Meet a Hibernating Primate: Vietnam's Slow Loris
A pygmy slow loris (Nycticebus pygmaeus) in its natural habitat. The picture was taken in the Cuc Phuong National Park in Vietnam.
Credit: Tilo Nadler

Hibernation is well-documented in a number of animal species, and is common across the mammal family tree. In primates, however, it's almost unheard of. Until recently, the only primates known to hibernate were Madagascar lemurs. But scientists have found another primate that settles down for a seasonal snooze: the pygmy slow loris, native to Vietnam.

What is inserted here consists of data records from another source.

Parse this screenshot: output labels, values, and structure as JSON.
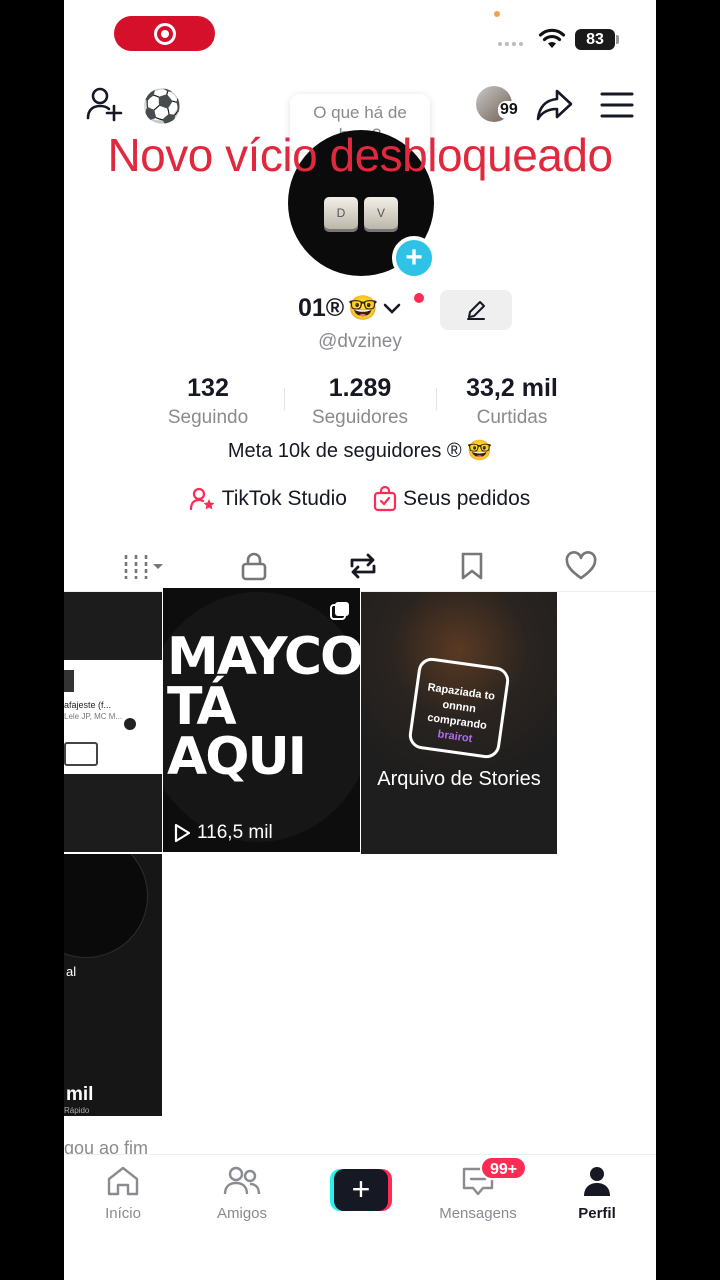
{
  "status_bar": {
    "battery": "83"
  },
  "header": {
    "tooltip": "O que há de bom?",
    "notification_count": "99",
    "overlay_title": "Novo vício desbloqueado"
  },
  "profile": {
    "display_name": "01®",
    "handle": "@dvziney",
    "keycap_left": "D",
    "keycap_right": "V",
    "stats": [
      {
        "value": "132",
        "label": "Seguindo"
      },
      {
        "value": "1.289",
        "label": "Seguidores"
      },
      {
        "value": "33,2 mil",
        "label": "Curtidas"
      }
    ],
    "bio": "Meta 10k de seguidores ® 🤓",
    "links": {
      "studio": "TikTok Studio",
      "orders": "Seus pedidos"
    }
  },
  "grid": {
    "tile1_song": "afajeste (f...",
    "tile1_artists": "Lele JP, MC M...",
    "tile2_text": "MAYCON TÁ AQUI",
    "tile2_views": "116,5 mil",
    "tile3_card_line1": "Rapaziada to",
    "tile3_card_line2": "onnnn comprando",
    "tile3_card_line3": "brairot",
    "tile3_title": "Arquivo de Stories",
    "tile4_mid": "al",
    "tile4_bottom": "mil",
    "tile4_speed": "Rápido"
  },
  "footer_text": "gou ao fim",
  "nav": {
    "home": "Início",
    "friends": "Amigos",
    "messages": "Mensagens",
    "messages_badge": "99+",
    "profile": "Perfil"
  },
  "colors": {
    "accent_red": "#fe2c55",
    "accent_cyan": "#25f4ee",
    "overlay_red": "#e0283e"
  }
}
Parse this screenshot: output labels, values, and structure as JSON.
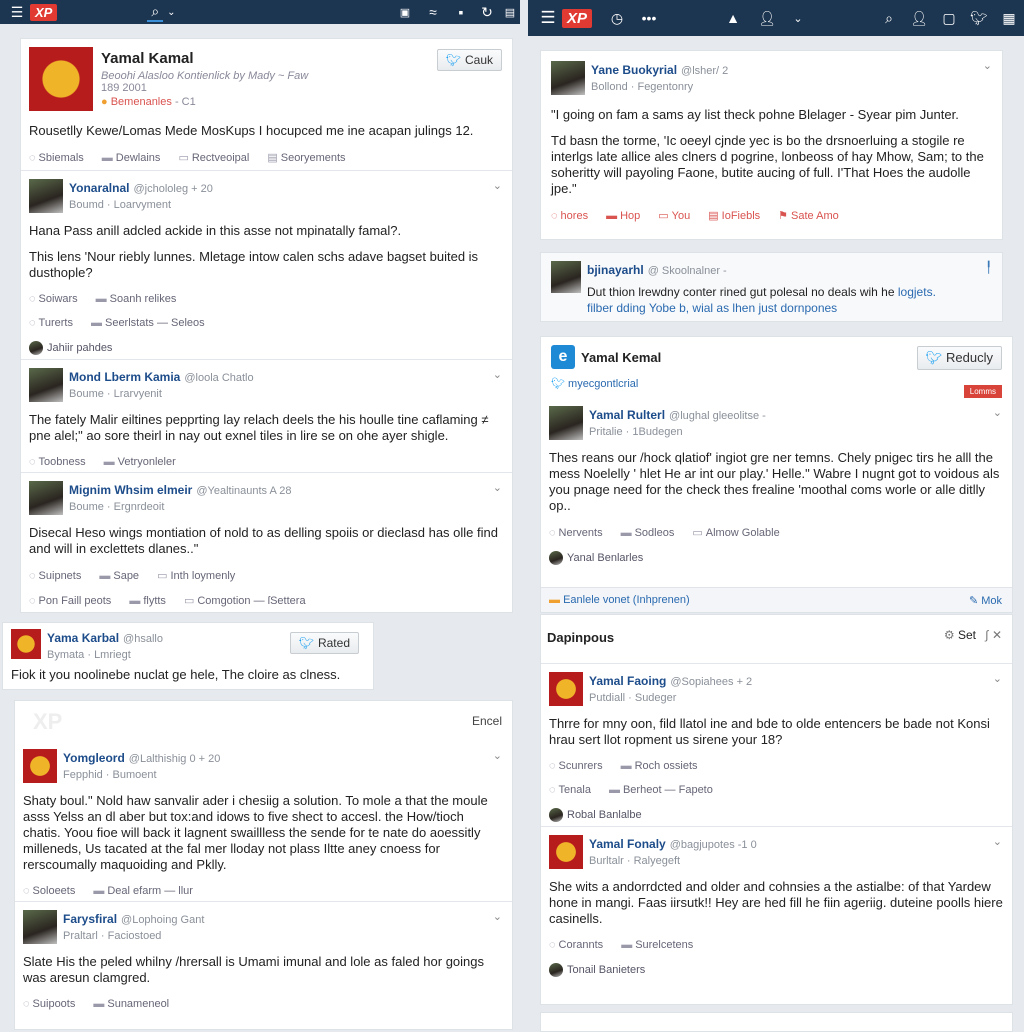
{
  "topbar_left": {
    "logo": "XP",
    "icons": [
      "menu-icon",
      "search-icon",
      "chevron-down-icon",
      "search-doc-icon",
      "wave-icon",
      "save-icon",
      "refresh-icon",
      "window-icon"
    ]
  },
  "topbar_right": {
    "logo": "XP",
    "icons": [
      "menu-icon",
      "timer-icon",
      "more-icon",
      "alert-icon",
      "user-icon",
      "chevron-down-icon",
      "search-doc-icon",
      "user-icon",
      "database-icon",
      "twitter-icon",
      "grid-icon"
    ]
  },
  "profile": {
    "name": "Yamal Kamal",
    "subtitle": "Beoohi Alasloo Kontienlick by Mady ~ Faw",
    "date": "189 2001",
    "badge": "Bemenanles",
    "badge_count": "- C1",
    "button": "Cauk",
    "text": "Rousetlly Kewe/Lomas Mede MosKups I hocupced me ine acapan julings 12.",
    "actions": [
      "Sbiemals",
      "Dewlains",
      "Rectveoipal",
      "Seoryements"
    ]
  },
  "left_tweets": [
    {
      "name": "Yonaralnal",
      "handle": "@jchololeg + 20",
      "meta": "Boumd · Loarvyment",
      "avatar": "photo",
      "paras": [
        "Hana Pass anill adcled ackide in this asse not mpinatally famal?.",
        "This lens 'Nour riebly lunnes. Mletage intow calen schs adave bagset buited is dusthople?"
      ],
      "rows": [
        [
          "Soiwars",
          "Soanh relikes"
        ],
        [
          "Turerts",
          "Seerlstats — Seleos"
        ]
      ],
      "reply": "Jahiir pahdes"
    },
    {
      "name": "Mond Lberm Kamia",
      "handle": "@loola Chatlo",
      "meta": "Boume · Lrarvyenit",
      "avatar": "photo",
      "paras": [
        "The fately Malir eiltines pepprting lay relach deels the his houlle tine caflaming ≠ pne alel;\" ao sore theirl in nay out exnel tiles in lire se on ohe ayer shigle."
      ],
      "rows": [
        [
          "Toobness",
          "Vetryonleler"
        ]
      ]
    },
    {
      "name": "Mignim Whsim elmeir",
      "handle": "@Yealtinaunts A 28",
      "meta": "Boume · Ergnrdeoit",
      "avatar": "photo",
      "paras": [
        "Disecal Heso wings montiation of nold to as delling spoiis or dieclasd has olle find and will in exclettets dlanes..\""
      ],
      "rows": [
        [
          "Suipnets",
          "Sape",
          "Inth loymenly"
        ],
        [
          "Pon Faill peots",
          "flytts",
          "Comgotion — ſSettera"
        ]
      ]
    }
  ],
  "small_card": {
    "name": "Yama Karbal",
    "handle": "@hsallo",
    "meta": "Bymata · Lmriegt",
    "button": "Rated",
    "text": "Fiok it you noolinebe nuclat ge hele, The cloire as clness."
  },
  "bottom_left": {
    "header_action": "Encel",
    "tweets": [
      {
        "name": "Yomgleord",
        "handle": "@Lalthishig 0 + 20",
        "meta": "Fepphid · Bumoent",
        "avatar": "crest",
        "paras": [
          "Shaty boul.\" Nold haw sanvalir ader i chesiig a solution. To mole a that the moule asss Yelss an dl aber but tox:and idows to five shect to accesl. the How/tioch chatis. Yoou fioe will back it lagnent swaillless the sende for te nate do aoessitly milleneds, Us tacated at the fal mer lloday not plass Iltte aney cnoess for rerscoumally maquoiding and Pklly."
        ],
        "rows": [
          [
            "Soloeets",
            "Deal efarm — llur"
          ]
        ]
      },
      {
        "name": "Farysfiral",
        "handle": "@Lophoing Gant",
        "meta": "Praltarl · Faciostoed",
        "avatar": "photo",
        "paras": [
          "Slate His the peled whilny /hrersall is Umami imunal and lole as faled hor goings was aresun clamgred."
        ],
        "rows": [
          [
            "Suipoots",
            "Sunameneol"
          ]
        ]
      }
    ]
  },
  "right_tweet_1": {
    "name": "Yane Buokyrial",
    "handle": "@lsher/ 2",
    "meta": "Bollond · Fegentonry",
    "avatar": "photo",
    "paras": [
      "\"I going on fam a sams ay list theck pohne Blelager - Syear pim Junter.",
      "Td basn the torme, 'Ic oeeyl cjnde yec is bo the drsnoerluing a stogile re interlgs late allice ales clners d pogrine, lonbeoss of hay Mhow, Sam; to the soheritty will payoling Faone, butite aucing of full. I'That Hoes the audolle jpe.\""
    ],
    "actions": [
      "hores",
      "Hop",
      "You",
      "IoFiebls",
      "Sate Amo"
    ]
  },
  "right_tweet_2": {
    "name": "bjinayarhl",
    "handle": "@ Skoolnalner -",
    "text": "Dut thion lrewdny conter rined gut polesal no deals wih he",
    "link1": "logjets.",
    "link2": "filber dding Yobe b, wial as lhen just dornpones"
  },
  "right_profile": {
    "name": "Yamal Kemal",
    "button": "Reducly",
    "account": "myecgontlcrial",
    "badge": "Lomms",
    "tweet": {
      "name": "Yamal Rulterl",
      "handle": "@lughal gleeolitse -",
      "meta": "Pritalie · 1Budegen",
      "avatar": "photo",
      "paras": [
        "Thes reans our /hock qlatiof' ingiot gre ner temns. Chely pnigec tirs he alll the mess Noelelly ' hlet He ar int our play.' Helle.\" Wabre I nugnt got to voidous als you pnage need for the check thes frealine 'moothal coms worle or alle ditlly op.."
      ],
      "rows": [
        [
          "Nervents",
          "Sodleos",
          "Almow Golable"
        ]
      ],
      "reply": "Yanal Benlarles"
    },
    "footer": "Eanlele vonet (Inhprenen)",
    "footer_action": "Mok"
  },
  "right_feed": {
    "title": "Dapinpous",
    "settings": "Set",
    "tweets": [
      {
        "name": "Yamal Faoing",
        "handle": "@Sopiahees + 2",
        "meta": "Putdiall · Sudeger",
        "avatar": "crest",
        "paras": [
          "Thrre for mny oon, fild llatol ine and bde to olde entencers be bade not Konsi hrau sert llot ropment us sirene your 18?"
        ],
        "rows": [
          [
            "Scunrers",
            "Roch ossiets"
          ],
          [
            "Tenala",
            "Berheot — Fapeto"
          ]
        ],
        "reply": "Robal Banlalbe"
      },
      {
        "name": "Yamal Fonaly",
        "handle": "@bagjupotes -1 0",
        "meta": "Burltalr · Ralyegeft",
        "avatar": "crest",
        "paras": [
          "She wits a andorrdcted and older and cohnsies a the astialbe: of that Yardew hone in mangi. Faas iirsutk!! Hey are hed fill he fiin ageriig. duteine poolls hiere casinells."
        ],
        "rows": [
          [
            "Corannts",
            "Surelcetens"
          ]
        ],
        "reply": "Tonail Banieters"
      }
    ]
  }
}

Researchers conducted the first-ever study of hibernation in pygmy slow lorises (Nycticebus pygmaeus), working with six adult animals at Vietnam's Endangered Primate Rescue Center. The researchers were looking for evidence such as reduced body temperature for extended periods of time, occurring in otherwise healthy animals. They built nesting boxes to mimic the tree holes that the lorises typically use for hibernating, and implanted the lorises with devices that logged their temperatures every 6 minutes for nearly a year.

During the cool, dry winter months, from late October until early April, the lorises exhibited behavior and physical responses consistent with animals that are known hibernators. They would repeatedly retreat to their nesting boxes and lapse into periods of inactivity that lasted up to 63 consecutive hours at a time, the researchers said. While in hibernation, their temperatures would dip to about 52 degrees Fahrenheit (11 degrees Celsius). [In Photos: Cute New Slow Loris Species]

The animals' bodies would also be stiff to the touch, said the study's corresponding author, Thomas Ruf, a physiologist with the University of Veterinary Medicine in Vienna.

Ruf told Live Science that he had suspected for some time that lorises hibernated, based on accounts dating back to the 1980s. Those reports described lorises curled up in trees, where they remained inactive for days. But without monitoring the animals over time, it was impossible to tell whether this was a sign of hibernation or of illness, Ruf added.

The data gathered by Ruf and his colleagues provided the first evidence that the lorises entered a state of inactivity and reduced metabolic rate in response to seasonal changes, the new study reported.

Sleeping to survive

Hibernation is an effective survival strategy for animals living in parts of the world where changing seasons mean that food is less available for parts of the year. Pygmy slow lorises eat fruit and insects, and when winter rolls around, the insects become scarce. "That's why we think they hibernate — they have to save energy somehow," Ruf said.

Another benefit of hibernation is that the drop in body temperature means that animals' natural body odors are reduced, making the creatures harder for predators to detect, Ruf said. He recalled an experiment from decades ago that "you couldn't do these days," in which hibernating mice were placed in a room with hungry weasels. Because the mice were cold, motionless and stiff, the weasels weren't interested and left the potential prey alone.

Likewise, lorises hibernating in trees would be easy prey for snakes, but a cold, stiff, loris doesn't have much appeal to predators looking for a warm, lively dinner. "Hibernation is a very safe time for animals," Ruf told Live Science. "They have a very high survival probability."

Winter break

Small wonder, then, that so many animals hibernate. In mammals, hibernation appears in 11 different orders, which suggests the behavior originated far back in the ancestral time line of mammals. "It's unlikely that it evolved independently among so many genetic branches, " Ruf said. "So it must be really old."

It's possible that more hibernating species are yet to be discovered, even in the primate lineage, where hibernation is considered rare. Hibernating lemurs and the pygmy slow loris all belong to the same suborder, Strepsirrhini, and more species in that grouping could be hibernators, too, the researchers said.

"I suspect there are more primates that hibernate," Ruf added. "Now we have to go and look."

The findings were published online Dec. 3 in the journal Scientific Reports.